Support SSD streaming for Q4_K routed experts on ROCm by kmc6042 · Pull Request #451 · antirez/ds4

kmc6042 · 2026-06-24T14:34:05Z

Summary

Enables running Q4_K routed-expert GGUFs under --ssd-streaming on the ROCm
(Strix Halo) backend, and warms the routed-expert cache so streaming decode is
meaningfully faster.

Before this change the ROCm streaming MoE paths were gated to the
IQ2_XXS/Q2_K expert quant pair, so a Q4_K expert GGUF failed prefill with
missing compact selected experts ... full expert table is not mapped and could
not run under --ssd-streaming at all.

What changed

Route Q4_K through the quant-agnostic streaming machinery instead of the
IQ2-only selected/split kernels:

Prefill: allow the full-layer streaming path for Q4_K. It stages a whole
layer's expert table into a contiguous buffer and runs the standard matmul, so
it is used for any multi-token prefill (Q4_K has no batched selected-gather
kernel).
Decode: route Q4_K through the shared-overlap selected-load path and force
the selected-expert loader to build a full contiguous compact buffer, since the
split decode kernels exist only for the IQ2_XXS/Q2_K pair.

Cache warm-up to speed up streaming:

Implement the previously stubbed ROCm seed_experts() as a real bulk
sequential preload of the popularity hotlist into the resident cache — far
cheaper than the scattered first-touch random reads it replaces. Read failures
release the resident cache so partially-filled entries are never served as hits.
Allow the hotlist/prefill cache seed for Q4_K layers, and warm the cache at the
start of decode-style prefill so short prompts benefit too.

Testing

On an AMD Ryzen AI MAX+ 395 (Strix Halo, gfx1151), 123 GiB RAM, with the
153 GiB DeepSeek-V4-Flash-Q4KExperts-... GGUF on NVMe:

Before: prefill aborts with missing compact selected experts.
After: runs end to end with correct output for both the short-prompt decode
path and the long-prompt (>64 token) full-layer prefill path.
Popularity preload cuts decode cache misses ~50% on identical prompts
(e.g. 3432 → 1720 misses), measured via DS4_ROCM_STREAM_CACHE_STATS=1.
IQ2 streaming path re-verified (no regression); q4k-dot unit test passes.

Escape hatches

DS4_ROCM_DISABLE_Q4_SELECTED_SHARED_OVERLAP=1 disables the Q4_K decode path.
Existing --ssd-streaming-cold / DS4_METAL_DISABLE_STREAMING_EXPERT_HOTLIST
skip the preload.

🤖 Generated with Claude Code

The ROCm streaming MoE paths were gated to the IQ2_XXS/Q2_K expert quant pair, so Q4_K expert GGUFs failed prefill with "missing compact selected experts" and could not run under --ssd-streaming at all.
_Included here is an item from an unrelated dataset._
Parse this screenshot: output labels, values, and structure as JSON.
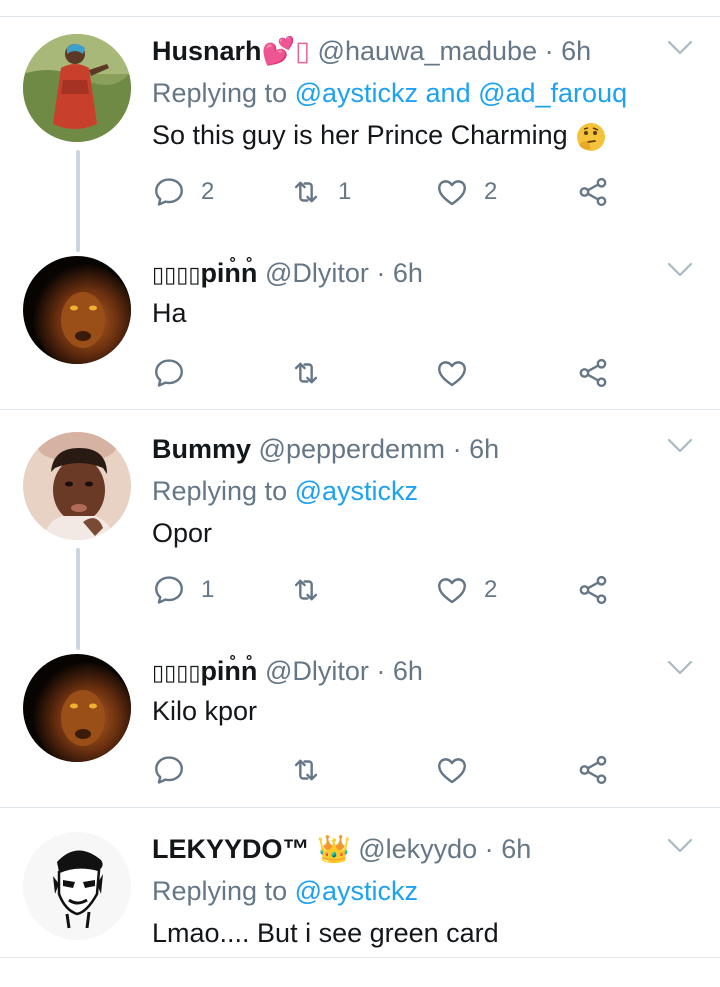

Route Q4_K through the quant-agnostic machinery instead of the IQ2-only selected/split kernels: - Prefill: allow the full-layer streaming path for Q4_K. It stages a whole layer's expert table contiguously and runs the standard matmul, so use it for any multi-token prefill since Q4_K has no batched selected-gather kernel. - Decode: route Q4_K through the shared-overlap selected-load path and force the selected-expert loader to build a full contiguous compact buffer, since the split decode kernels only exist for the IQ2_XXS/Q2_K pair. Also speed up Q4_K streaming by warming the routed-expert cache from the popularity hotlist: - Implement the previously stubbed ROCm seed_experts() as a real bulk sequential preload into the resident cache, which is far cheaper than the scattered first-touch random reads it replaces. Read failures release the resident cache so partially-filled entries are never served as hits. - Allow the hotlist/prefill cache seed for Q4_K layers, and warm the cache at the start of decode-style prefill so short prompts benefit too. On an AMD Ryzen AI MAX+ 395 (Strix Halo, gfx1151) with the 153 GiB Q4_K DeepSeek-V4-Flash GGUF and 123 GiB RAM, this takes the model from failing to start to producing correct output, and the preload cuts decode cache misses roughly in half. Escape hatches: DS4_ROCM_DISABLE_Q4_SELECTED_SHARED_OVERLAP=1 plus the existing --ssd-streaming-cold / DS4_METAL_DISABLE_STREAMING_EXPERT_HOTLIST. Co-Authored-By: Claude Opus 4.8 <noreply@anthropic.com>

Copilot

Pull request overview

Enables SSD streaming execution for ROCm (Strix Halo) routed-expert GGUFs quantized as Q4_K by routing Q4_K through quant-agnostic streaming paths and adding an expert-cache warm-up pass to reduce first-touch decode misses.

Changes:

Adds a ROCm selected-expert loader mode that forces contiguous compact buffers (avoids IQ2-only split decode paths).
Extends ROCm streaming prefill/decode routing to support Q4_K, including full-layer prefill enablement for multi-token prompts.
Implements popularity-based expert cache seeding on ROCm and triggers warm-up for short decode-style prefill.

Reviewed changes

Copilot reviewed 4 out of 4 changed files in this pull request and generated 3 comments.

File	Description
rocm/ds4_rocm_runtime.cuh	Adds `g_stream_selected_force_contiguous` and gates the async split pending path for selected-expert loads.
rocm/ds4_rocm_current_api_compat.cuh	Exposes a setter for the contiguous mode and implements ROCm `seed_experts()` warm-up via bulk sequential reads.
ds4.c	Updates ROCm streaming routing for Q4_K (prefill + decode), enables cache warm-up at decode-style prefill start, and broadens seeding applicability.
ds4_gpu.h	Adds a public GPU API declaration for the new contiguous-mode toggle.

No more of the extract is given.